Winner of The Restless Books Prize for New Immigrant Writing, The Body Papers bravely explores Grace Talusan's experiences with sexual abuse, depression, cancer, and life as a Filipino immigrant, supplemented with government documents, medical records, and family photos.
... finely-wrought and eloquent ... The book is visceral, bodily, and throbs with pain and trauma — sexual abuse by a family member, cancer, the phantom-limb ache of an outsider in a foreign land, and later, as an outsider in the homeland ... In less skilled hands, it all might be too much to bear, but Philippines-born Talusan brings us along in spare, specific, sense-rich detail, and reveals, along the way, the power to be found in giving a name to the unnamable, in giving language to subjects and experiences that defy it. Therein, Talusan shows, one can find the possibility of healing what’s happened in the past, as well as moving into the future with gratitude, wisdom, and strength.
Much of Grace Talusan’s memoir will be familiar to any reader of immigrant narratives.

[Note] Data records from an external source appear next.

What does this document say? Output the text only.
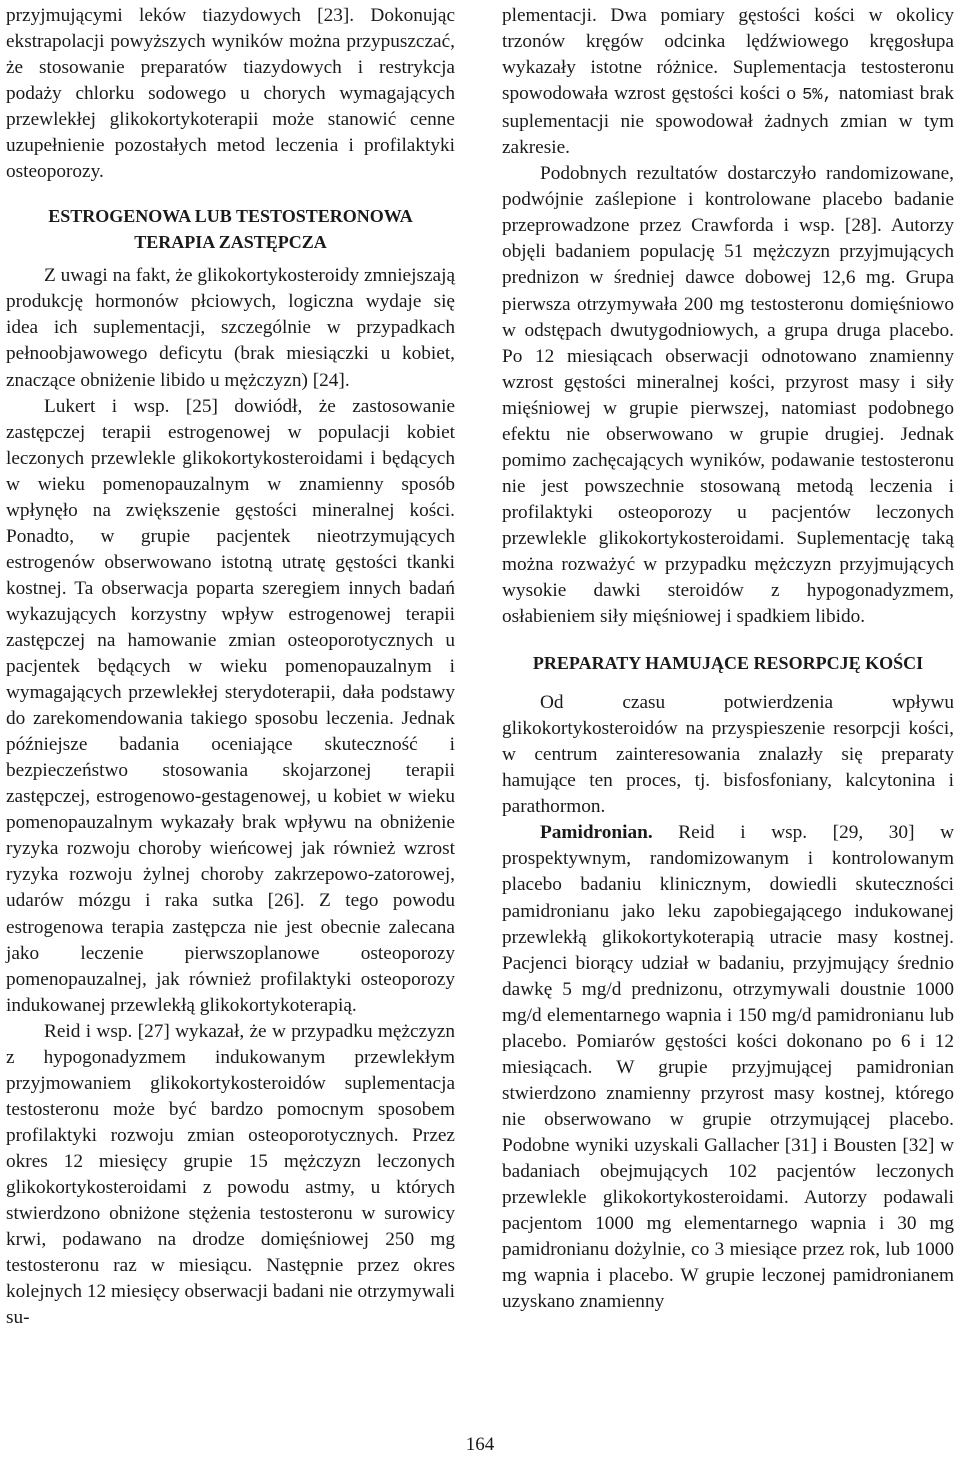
przyjmującymi leków tiazydowych [23]. Dokonując ekstrapolacji powyższych wyników można przypuszczać, że stosowanie preparatów tiazydowych i restrykcja podaży chlorku sodowego u chorych wymagających przewlekłej glikokortykoterapii może stanowić cenne uzupełnienie pozostałych metod leczenia i profilaktyki osteoporozy.

ESTROGENOWA LUB TESTOSTERONOWA
TERAPIA ZASTĘPCZA

Z uwagi na fakt, że glikokortykosteroidy zmniejszają produkcję hormonów płciowych, logiczna wydaje się idea ich suplementacji, szczególnie w przypadkach pełnoobjawowego deficytu (brak miesiączki u kobiet, znaczące obniżenie libido u mężczyzn) [24].

Lukert i wsp. [25] dowiódł, że zastosowanie zastępczej terapii estrogenowej w populacji kobiet leczonych przewlekle glikokortykosteroidami i będących w wieku pomenopauzalnym w znamienny sposób wpłynęło na zwiększenie gęstości mineralnej kości. Ponadto, w grupie pacjentek nieotrzymujących estrogenów obserwowano istotną utratę gęstości tkanki kostnej. Ta obserwacja poparta szeregiem innych badań wykazujących korzystny wpływ estrogenowej terapii zastępczej na hamowanie zmian osteoporotycznych u pacjentek będących w wieku pomenopauzalnym i wymagających przewlekłej sterydoterapii, dała podstawy do zarekomendowania takiego sposobu leczenia. Jednak późniejsze badania oceniające skuteczność i bezpieczeństwo stosowania skojarzonej terapii zastępczej, estrogenowo-gestagenowej, u kobiet w wieku pomenopauzalnym wykazały brak wpływu na obniżenie ryzyka rozwoju choroby wieńcowej jak również wzrost ryzyka rozwoju żylnej choroby zakrzepowo-zatorowej, udarów mózgu i raka sutka [26]. Z tego powodu estrogenowa terapia zastępcza nie jest obecnie zalecana jako leczenie pierwszoplanowe osteoporozy pomenopauzalnej, jak również profilaktyki osteoporozy indukowanej przewlekłą glikokortykoterapią.

Reid i wsp. [27] wykazał, że w przypadku mężczyzn z hypogonadyzmem indukowanym przewlekłym przyjmowaniem glikokortykosteroidów suplementacja testosteronu może być bardzo pomocnym sposobem profilaktyki rozwoju zmian osteoporotycznych. Przez okres 12 miesięcy grupie 15 mężczyzn leczonych glikokortykosteroidami z powodu astmy, u których stwierdzono obniżone stężenia testosteronu w surowicy krwi, podawano na drodze domięśniowej 250 mg testosteronu raz w miesiącu. Następnie przez okres kolejnych 12 miesięcy obserwacji badani nie otrzymywali su-

plementacji. Dwa pomiary gęstości kości w okolicy trzonów kręgów odcinka lędźwiowego kręgosłupa wykazały istotne różnice. Suplementacja testosteronu spowodowała wzrost gęstości kości o 5%, natomiast brak suplementacji nie spowodował żadnych zmian w tym zakresie.

Podobnych rezultatów dostarczyło randomizowane, podwójnie zaślepione i kontrolowane placebo badanie przeprowadzone przez Crawforda i wsp. [28]. Autorzy objęli badaniem populację 51 mężczyzn przyjmujących prednizon w średniej dawce dobowej 12,6 mg. Grupa pierwsza otrzymywała 200 mg testosteronu domięśniowo w odstępach dwutygodniowych, a grupa druga placebo. Po 12 miesiącach obserwacji odnotowano znamienny wzrost gęstości mineralnej kości, przyrost masy i siły mięśniowej w grupie pierwszej, natomiast podobnego efektu nie obserwowano w grupie drugiej. Jednak pomimo zachęcających wyników, podawanie testosteronu nie jest powszechnie stosowaną metodą leczenia i profilaktyki osteoporozy u pacjentów leczonych przewlekle glikokortykosteroidami. Suplementację taką można rozważyć w przypadku mężczyzn przyjmujących wysokie dawki steroidów z hypogonadyzmem, osłabieniem siły mięśniowej i spadkiem libido.

PREPARATY HAMUJĄCE RESORPCJĘ KOŚCI

Od czasu potwierdzenia wpływu glikokortykosteroidów na przyspieszenie resorpcji kości, w centrum zainteresowania znalazły się preparaty hamujące ten proces, tj. bisfosfoniany, kalcytonina i parathormon.

Pamidronian. Reid i wsp. [29, 30] w prospektywnym, randomizowanym i kontrolowanym placebo badaniu klinicznym, dowiedli skuteczności pamidronianu jako leku zapobiegającego indukowanej przewlekłą glikokortykoterapią utracie masy kostnej. Pacjenci biorący udział w badaniu, przyjmujący średnio dawkę 5 mg/d prednizonu, otrzymywali doustnie 1000 mg/d elementarnego wapnia i 150 mg/d pamidronianu lub placebo. Pomiarów gęstości kości dokonano po 6 i 12 miesiącach. W grupie przyjmującej pamidronian stwierdzono znamienny przyrost masy kostnej, którego nie obserwowano w grupie otrzymującej placebo. Podobne wyniki uzyskali Gallacher [31] i Bousten [32] w badaniach obejmujących 102 pacjentów leczonych przewlekle glikokortykosteroidami. Autorzy podawali pacjentom 1000 mg elementarnego wapnia i 30 mg pamidronianu dożylnie, co 3 miesiące przez rok, lub 1000 mg wapnia i placebo. W grupie leczonej pamidronianem uzyskano znamienny

164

But what renders the book memorable is the author’s unstinting self-portrait. We see Talusan clearly in the present, warts and all, precisely through the stark, lucid representations of herself in the past ... Talusan chronicles that fraught passage from one world, one body, to another, marking with sensitivity how an American life can be both burden and benediction.
... doesn’t track a one-way march to triumph from adversity; Talusan’s essays loop in on themselves, as she retrieves old memories and finds unexpected points of connection ... Talusan describes such experiences with unadorned prose that conveys a startling specificity ... Talusan has the instincts of a storyteller, teasing out her narrative through images and allusion. She writes about her father with tenderness and empathy.